# first deer with a bow



## T3xasb0y89 (Mar 29, 2010)

30 yard perfect heart shot ran 5 yards, clean though hit

Bow: bow-tech Guardian 
pounds pull: 74

points: 8

Score: Unknown


----------



## CatfishingHarry (Sep 21, 2006)

*AWESOME!!!!!*

I TOO GOT MY FIRST DEER THIS PAST SEASON, NOT QUITE AS BEAUTIFUL AS YOURS, BUT JUST AS AWESOME OF A FEELING!!! CONGRATS!!


----------



## marshhunter (Mar 20, 2008)

aint ya glad i let you borrow my bow?? :cheers:


----------



## salth2o (Sep 21, 2004)

Congrats on an awesome buck!

I took my first deer with a bow this year. He was a cull, but it was enough to get me hooked.
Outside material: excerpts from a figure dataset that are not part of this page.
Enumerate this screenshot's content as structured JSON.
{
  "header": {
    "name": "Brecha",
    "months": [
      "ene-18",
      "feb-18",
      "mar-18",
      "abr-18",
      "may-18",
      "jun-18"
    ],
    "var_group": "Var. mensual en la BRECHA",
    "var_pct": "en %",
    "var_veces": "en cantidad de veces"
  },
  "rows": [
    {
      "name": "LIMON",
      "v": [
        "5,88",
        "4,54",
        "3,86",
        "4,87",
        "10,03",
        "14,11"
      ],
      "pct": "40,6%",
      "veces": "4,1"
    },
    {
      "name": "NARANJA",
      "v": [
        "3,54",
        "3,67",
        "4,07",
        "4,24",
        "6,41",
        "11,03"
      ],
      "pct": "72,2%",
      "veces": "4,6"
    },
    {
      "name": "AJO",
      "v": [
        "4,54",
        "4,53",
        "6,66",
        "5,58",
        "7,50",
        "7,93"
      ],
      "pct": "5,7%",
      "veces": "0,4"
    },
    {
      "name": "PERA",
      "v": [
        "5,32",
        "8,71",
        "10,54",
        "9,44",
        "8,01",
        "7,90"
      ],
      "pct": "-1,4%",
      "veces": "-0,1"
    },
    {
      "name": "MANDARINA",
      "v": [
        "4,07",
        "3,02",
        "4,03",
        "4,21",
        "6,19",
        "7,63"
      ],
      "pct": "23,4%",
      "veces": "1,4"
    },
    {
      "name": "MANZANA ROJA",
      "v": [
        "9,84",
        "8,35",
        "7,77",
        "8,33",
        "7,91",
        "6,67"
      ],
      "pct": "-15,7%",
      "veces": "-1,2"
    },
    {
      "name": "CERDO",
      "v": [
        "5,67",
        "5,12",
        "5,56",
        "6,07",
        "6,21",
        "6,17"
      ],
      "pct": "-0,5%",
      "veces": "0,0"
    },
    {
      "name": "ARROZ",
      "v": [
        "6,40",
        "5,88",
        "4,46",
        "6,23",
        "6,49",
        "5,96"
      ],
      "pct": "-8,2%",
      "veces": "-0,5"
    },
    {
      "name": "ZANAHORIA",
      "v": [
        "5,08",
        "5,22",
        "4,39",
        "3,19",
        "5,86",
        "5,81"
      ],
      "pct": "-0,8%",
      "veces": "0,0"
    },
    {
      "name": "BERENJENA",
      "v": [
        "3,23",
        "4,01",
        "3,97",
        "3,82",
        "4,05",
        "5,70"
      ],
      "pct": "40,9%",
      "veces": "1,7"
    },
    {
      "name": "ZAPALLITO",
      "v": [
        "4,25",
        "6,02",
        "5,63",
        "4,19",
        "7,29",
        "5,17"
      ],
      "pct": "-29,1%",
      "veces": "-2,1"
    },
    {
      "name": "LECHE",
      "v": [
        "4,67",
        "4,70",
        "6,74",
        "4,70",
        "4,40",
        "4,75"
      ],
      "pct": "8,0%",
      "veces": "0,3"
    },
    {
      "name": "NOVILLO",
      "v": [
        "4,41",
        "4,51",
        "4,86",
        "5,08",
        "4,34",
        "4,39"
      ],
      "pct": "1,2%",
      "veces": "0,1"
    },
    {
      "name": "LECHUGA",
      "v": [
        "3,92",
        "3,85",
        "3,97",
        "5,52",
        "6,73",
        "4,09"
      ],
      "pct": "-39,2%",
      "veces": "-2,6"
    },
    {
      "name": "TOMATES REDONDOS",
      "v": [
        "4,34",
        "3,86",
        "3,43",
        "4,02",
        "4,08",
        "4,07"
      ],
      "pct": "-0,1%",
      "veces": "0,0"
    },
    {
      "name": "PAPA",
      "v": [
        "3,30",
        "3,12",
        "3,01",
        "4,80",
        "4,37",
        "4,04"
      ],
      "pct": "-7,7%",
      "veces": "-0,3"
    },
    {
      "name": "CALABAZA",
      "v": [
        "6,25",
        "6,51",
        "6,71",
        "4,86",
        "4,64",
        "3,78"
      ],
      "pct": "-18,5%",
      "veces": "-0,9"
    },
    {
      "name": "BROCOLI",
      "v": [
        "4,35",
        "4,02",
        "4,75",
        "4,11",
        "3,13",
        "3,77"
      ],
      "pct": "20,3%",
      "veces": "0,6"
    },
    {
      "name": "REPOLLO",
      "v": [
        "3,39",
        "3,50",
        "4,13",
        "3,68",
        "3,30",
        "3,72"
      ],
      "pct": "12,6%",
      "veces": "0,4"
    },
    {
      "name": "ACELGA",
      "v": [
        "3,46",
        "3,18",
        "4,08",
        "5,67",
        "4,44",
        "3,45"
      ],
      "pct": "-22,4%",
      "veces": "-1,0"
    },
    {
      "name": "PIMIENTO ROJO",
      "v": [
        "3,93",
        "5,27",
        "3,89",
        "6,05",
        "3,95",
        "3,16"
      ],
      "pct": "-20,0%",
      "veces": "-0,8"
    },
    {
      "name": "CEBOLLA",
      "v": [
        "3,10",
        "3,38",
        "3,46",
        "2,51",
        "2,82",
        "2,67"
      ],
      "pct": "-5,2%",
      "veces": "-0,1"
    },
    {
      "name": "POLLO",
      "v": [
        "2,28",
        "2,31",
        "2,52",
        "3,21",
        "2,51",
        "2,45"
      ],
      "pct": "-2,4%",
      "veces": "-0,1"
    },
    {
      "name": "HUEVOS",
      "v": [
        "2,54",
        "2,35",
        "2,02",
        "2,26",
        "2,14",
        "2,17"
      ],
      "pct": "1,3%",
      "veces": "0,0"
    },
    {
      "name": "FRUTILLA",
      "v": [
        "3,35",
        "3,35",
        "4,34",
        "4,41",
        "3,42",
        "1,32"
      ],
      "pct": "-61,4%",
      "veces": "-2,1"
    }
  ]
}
I shoot a Bowtech Guardian as well.


----------



## rhammock (Aug 11, 2005)

Congrats guys! The first deer with a bow...you will never forget it.


----------



## Texhntr1022 (Jul 27, 2009)

congrats! that's a heck of a first bowkill.


----------



## Rack Ranch (May 25, 2004)

Nice buck..congrats


----------



## redduck (Jul 26, 2006)

I am 66 years old and only started bow hunting about 10 years ago. I have killed four deer and they have been among the most rewarding hunting experiences I have ever encountered. I encourage everyone that loves to hunt to start bow hunting at an early age. You want regret it. by the way congratulations


----------



## Blastn & Castn (Mar 11, 2010)

Nice bow buck u got me beat! FOR NOW


----------



## T3xasb0y89 (Mar 29, 2010)

Lol ty guys yea im def hooked on bow hunting, it made me pick up bow fishing so i can practice in the off season more


----------



## Bucksnort (Jun 29, 2004)

Awesome job to both of you.


----------



## 2GOOD (Mar 16, 2008)

Great thing about bowhunting is you don't want to pick up a rifle again. Congrats on your first.


----------



## marshhunter (Mar 20, 2008)

txboy: you need to post a better pic..that one does not do the buck justice


----------



## igo320 (May 17, 2005)

Congrats on your first of many deer taken with a bow. Every hunt you will learn something new about the sport. Will be looking forward to more reports this coming season.
igo


----------



## whackmaster (Apr 2, 2010)

*Congrats*.....I remember my 1st and 2nd bow kill (about 2 minutes apart). Killed 2 does some 20 years ago...I still love to bow hunt. I haven't picked up a rifle since then........


----------



## Bowhntr (Aug 7, 2006)

The thrill will be forever on your mind when the season grow closer... Bowhunting is an awsome experience getting that close to an animal without them know and getting the right shot placment....burrrr! what a rush
WELCOME TO *THE BROTHERHOOD OF BOWHUNT....* congrat to all newbies


----------



## Whitebassfisher (May 4, 2007)

Bowhntr said:


> The thrill will be forever on your mind when the season grow closer... Bowhunting is an awsome experience getting that close to an animal without them know and getting the right shot placment....burrrr! what a rush
> WELCOME TO *THE BROTHERHOOD OF BOWHUNT....* congrat to all newbies


Well worded. Bowhunting is so addictive and rewarding. It changes hunting to a whole other level. Murphy's Law enters into bowhunting quite often, but it is such a rich experience even if you don't release an arrow.


----------